DNA-Methylierung ist die am häufigsten untersuchte epigenetische Modifikation der Genexpression. Frühere Studien haben gezeigt, dass globale Methylierungs- und Demethylierungsprozesse als grundlegende Mechanismen die Axonregeneration fördern. Epigenetische Regulatoren wie TET-Enzyme (ten-eleven translocation methylcytosine dioxygenases) und UHRF1 (ubiquitin-like containing PHD ring finger 1) spielen daher eine wichtige Rolle bei der peripheren Nervenregeneration. TET3 wird beispielsweise in Spinalganglien nach Verletzungen des Ischiasnerven hochreguliert und fördert die Expression regenerationsassoziierter Gene (sog. RAGs). Daneben verbessert UHRF1 die Regenerationsfähigkeit von sensiblen Neuronen durch Promotor-Methylierung (Gen-Silencing) von PTEN und REST, die in einem früheren Blog-Beitrag schon vorgestellt wurden.

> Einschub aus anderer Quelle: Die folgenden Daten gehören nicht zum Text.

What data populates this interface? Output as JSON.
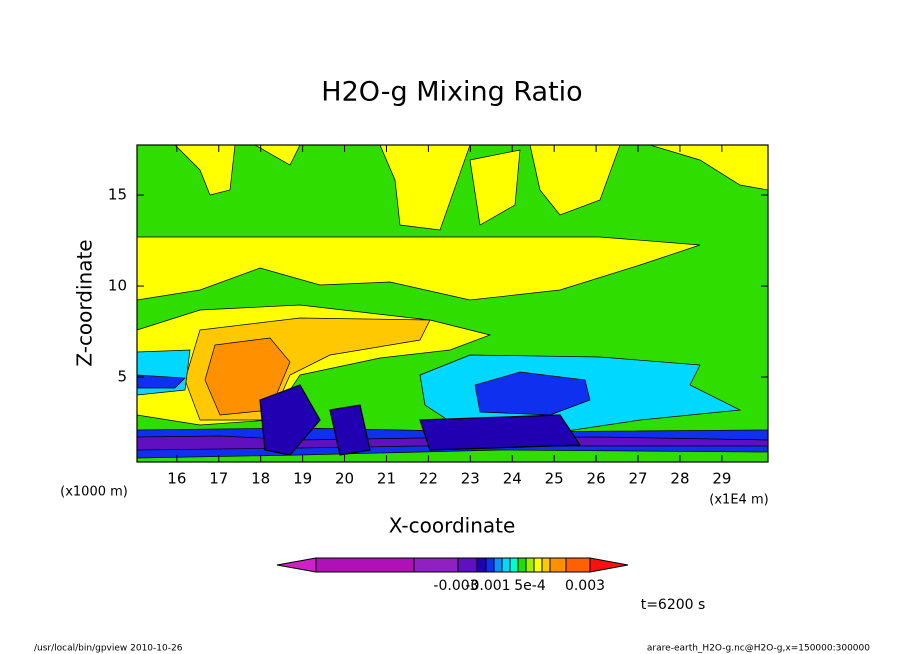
{
  "chart_data": {
    "type": "contour",
    "title": "H2O-g Mixing Ratio",
    "x_label": "X-coordinate",
    "y_label": "Z-coordinate",
    "x_unit": "(x1E4 m)",
    "y_unit": "(x1000 m)",
    "xlim": [
      15.05,
      30.1
    ],
    "ylim": [
      0.33,
      17.75
    ],
    "xticks": [
      16,
      17,
      18,
      19,
      20,
      21,
      22,
      23,
      24,
      25,
      26,
      27,
      28,
      29
    ],
    "yticks": [
      5,
      10,
      15
    ],
    "colorbar_colors": [
      "#d020c8",
      "#b010b8",
      "#9020c0",
      "#6010c0",
      "#2000b0",
      "#1030f0",
      "#1090ff",
      "#00d8ff",
      "#00ffd0",
      "#20e000",
      "#a0f000",
      "#ffff00",
      "#ffc800",
      "#ff9000",
      "#ff6000",
      "#ff1010"
    ],
    "colorbar_labels": [
      "-0.003",
      "-0.001",
      "5e-4",
      "0.003"
    ],
    "time_label": "t=6200 s",
    "footer_left": "/usr/local/bin/gpview  2010-10-26",
    "footer_right": "arare-earth_H2O-g.nc@H2O-g,x=150000:300000"
  }
}
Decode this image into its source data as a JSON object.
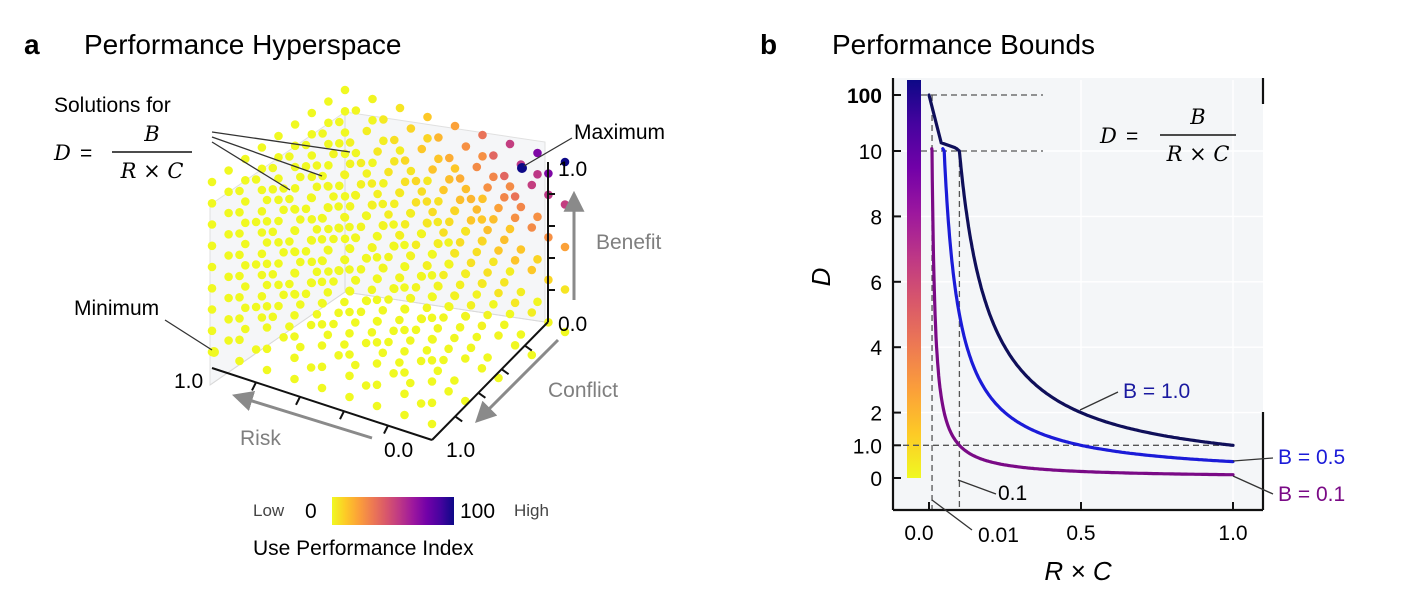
{
  "panel_a": {
    "letter": "a",
    "title": "Performance Hyperspace",
    "solutions_label": "Solutions for",
    "equation": {
      "lhs": "D",
      "eq": "=",
      "num": "B",
      "den": "R × C"
    },
    "maximum_label": "Maximum",
    "minimum_label": "Minimum",
    "axes": {
      "benefit": {
        "label": "Benefit",
        "start": "0.0",
        "end": "1.0"
      },
      "conflict": {
        "label": "Conflict",
        "end": "1.0"
      },
      "risk": {
        "label": "Risk",
        "start": "0.0",
        "end": "1.0"
      }
    },
    "colorbar": {
      "title": "Use Performance Index",
      "low_word": "Low",
      "high_word": "High",
      "min": "0",
      "max": "100",
      "colors": [
        "#f0f921",
        "#fdca26",
        "#fb9f3a",
        "#ed7953",
        "#d8576b",
        "#bd3786",
        "#9c179e",
        "#7201a8",
        "#46039f",
        "#0d0887"
      ]
    }
  },
  "panel_b": {
    "letter": "b",
    "title": "Performance Bounds",
    "equation": {
      "lhs": "D",
      "eq": "=",
      "num": "B",
      "den": "R × C"
    },
    "xlabel": "R × C",
    "ylabel": "D",
    "annotation_01": "0.1",
    "annotation_001": "0.01"
  },
  "chart_data": [
    {
      "type": "scatter",
      "title": "Performance Hyperspace",
      "axes": [
        "Risk",
        "Conflict",
        "Benefit"
      ],
      "range": [
        0.0,
        1.0
      ],
      "grid_points_per_axis": 9,
      "value_formula": "Use Performance Index rises toward the Maximum corner (high Benefit, low Risk, low Conflict); Minimum at high Risk, high Conflict, low Benefit",
      "colormap": "plasma (0 = Low, 100 = High)",
      "labeled_points": [
        {
          "label": "Maximum",
          "risk": 0.0,
          "conflict": 0.0,
          "benefit": 1.0,
          "index": 100
        },
        {
          "label": "Minimum",
          "risk": 1.0,
          "conflict": 1.0,
          "benefit": 0.0,
          "index": 0
        }
      ]
    },
    {
      "type": "line",
      "title": "Performance Bounds",
      "xlabel": "R × C",
      "ylabel": "D",
      "xticks": [
        "0.0",
        "0.01",
        "0.1",
        "0.5",
        "1.0"
      ],
      "yticks": [
        "0",
        "1.0",
        "2",
        "4",
        "6",
        "8",
        "10",
        "100"
      ],
      "xlim": [
        0.0,
        1.0
      ],
      "ylim": [
        0,
        100
      ],
      "scale_note": "y axis linear from 0 to 10 with a compressed break to 100",
      "series": [
        {
          "name": "B = 1.0",
          "color": "#0f0f5a",
          "x": [
            0.01,
            0.02,
            0.05,
            0.1,
            0.2,
            0.3,
            0.5,
            0.7,
            1.0
          ],
          "y": [
            100,
            50,
            20,
            10,
            5,
            3.33,
            2,
            1.43,
            1.0
          ]
        },
        {
          "name": "B = 0.5",
          "color": "#1b1bd8",
          "x": [
            0.005,
            0.01,
            0.02,
            0.05,
            0.1,
            0.2,
            0.3,
            0.5,
            0.7,
            1.0
          ],
          "y": [
            100,
            50,
            25,
            10,
            5,
            2.5,
            1.67,
            1.0,
            0.71,
            0.5
          ]
        },
        {
          "name": "B = 0.1",
          "color": "#7a0a86",
          "x": [
            0.001,
            0.005,
            0.01,
            0.02,
            0.05,
            0.1,
            0.2,
            0.5,
            1.0
          ],
          "y": [
            100,
            20,
            10,
            5,
            2,
            1.0,
            0.5,
            0.2,
            0.1
          ]
        }
      ],
      "reference_lines": [
        {
          "x": 0.01,
          "y_max": 100
        },
        {
          "x": 0.1,
          "y_max": 10
        },
        {
          "y": 1.0
        }
      ],
      "colorbar": "plasma gradient along y axis"
    }
  ]
}
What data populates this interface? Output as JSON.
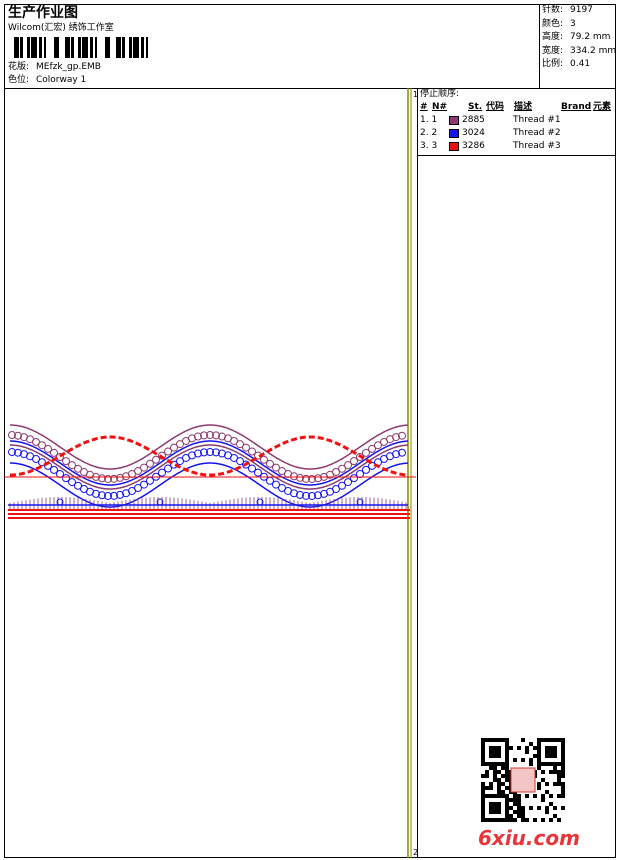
{
  "header": {
    "title": "生产作业图",
    "studio": "Wilcom(汇宏) 绣饰工作室",
    "design_label": "花版:",
    "design": "MEfzk_gp.EMB",
    "colorway_label": "色位:",
    "colorway": "Colorway 1"
  },
  "info": [
    {
      "label": "针数:",
      "value": "9197"
    },
    {
      "label": "颜色:",
      "value": "3"
    },
    {
      "label": "高度:",
      "value": "79.2 mm"
    },
    {
      "label": "宽度:",
      "value": "334.2 mm"
    },
    {
      "label": "比例:",
      "value": "0.41"
    }
  ],
  "stop_sequence": {
    "title": "停止顺序:",
    "columns": [
      "#",
      "N#",
      "St.",
      "代码",
      "描述",
      "Brand",
      "元素"
    ],
    "rows": [
      {
        "index": "1. 1",
        "color": "#8e3a6e",
        "code": "2885",
        "description": "Thread #1"
      },
      {
        "index": "2. 2",
        "color": "#1414f0",
        "code": "3024",
        "description": "Thread #2"
      },
      {
        "index": "3. 3",
        "color": "#f01010",
        "code": "3286",
        "description": "Thread #3"
      }
    ]
  },
  "ruler": {
    "start": "1",
    "end": "2"
  },
  "watermark": "6xiu.com"
}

Neben der DNA-Methylierung sind Histonmodifikationen als klassische epigenetische Mechanismen axonaler Regeneration von großer Bedeutung. Histon-Deacetylasen (HDACs) katalysieren nicht nur die Deacetylierung von Histonen im Zellkern, sondern auch von Proteinen wie α-Tubulin im Zytoplasma. Solche posttranslationalen Modifikationen, wie die Acetylierung von Tubulin, sind entscheidend an der Axonregeneration beteiligt, da die Inhibition der Mikrotubulidynamik das Axonwachstum reduziert (stabile und dynamische Mikrotubuli unterscheiden sich durch das Ausmaß der Tubulin-Acetylierung). Nach peripheren Nervenschäden werden Mikrotubuli umgebaut, um die Bildung von Wachstumskegeln zu erleichtern und die Axonregeneration zu fördern.
Die vorteilhaften Wirkungen von niedrig dosierter ionisierender Strahlung (LDIR) auf diesen Prozess sind seit Jahrzehnten bekannt. LDIR kann adaptive Antworten induzieren, die die Wachstums- und Funktionskapazität verbessern. Beispielsweise fördert eine lokale, niedrig dosierte Röntgenbestrahlung die Nervenreparatur und Funktionswiederherstellung bei Ratten, obwohl die Mechanismen noch nicht vollständig geklärt sind. Studien legen nahe, dass LDIR über Veränderungen der DNA-Methylierung und Transkriptionsprofile zu diesen adaptiven Effekten beiträgt.
In einer Ende 2023 in Neuron erschienenen Studie konnte nun gezeigt werden, dass zwei ionisierende Strahlenquellen, Alpha-Partikel und Röntgenstrahlen, das Axonwachstum von kultivierten peripheren Nervenzellen fördern. Eine niedrig dosierte Ganzkörper-Röntgenbestrahlung verbesserte die intrinsische Wachstumskapazität verletzter Neurone und beschleunigte die Axonregeneration sowie die Funktionswiederherstellung nach Ischiasnervverletzungen.
Die Autoren konnten durch genomweite Analysen der CpG-Methylierung in diesen Tieren eine Hypermethylierung des Fmn2-Promotors als Hauptfaktor ermitteln, der mit den fördernden Effekten von LDIR assoziiert ist. Die Knockdown-Experimente von Fmn2 zeigten, dass dessen Inhibition die Mikrotubulidynamik in Wachstumskegeln erhöht und die Axonregeneration fördert. Darüber hinaus wurde mit Metaxalon ein FDA-zugelassenes Molekül identifiziert, das in vitro und in vivo die Axonregeneration unterstützt. Diese Ergebnisse bieten einen neuen Ansatz für eine potenziell sichere und effektive pharmakologische Therapie bei peripheren Nervenschäden.
Referenz:
Au NPB, Wu T, Chen X, Gao F, Li YTY, Tam WY, Yu KN, Geschwind DH, Coppola G, Wang X, Ma CHE (2023) Genome-wide study reveals novel roles for formin-2 in axon regeneration as a microtubule dynamics regulator and therapeutic target for nerve repair. Neuron 111:3970-3987.e3978.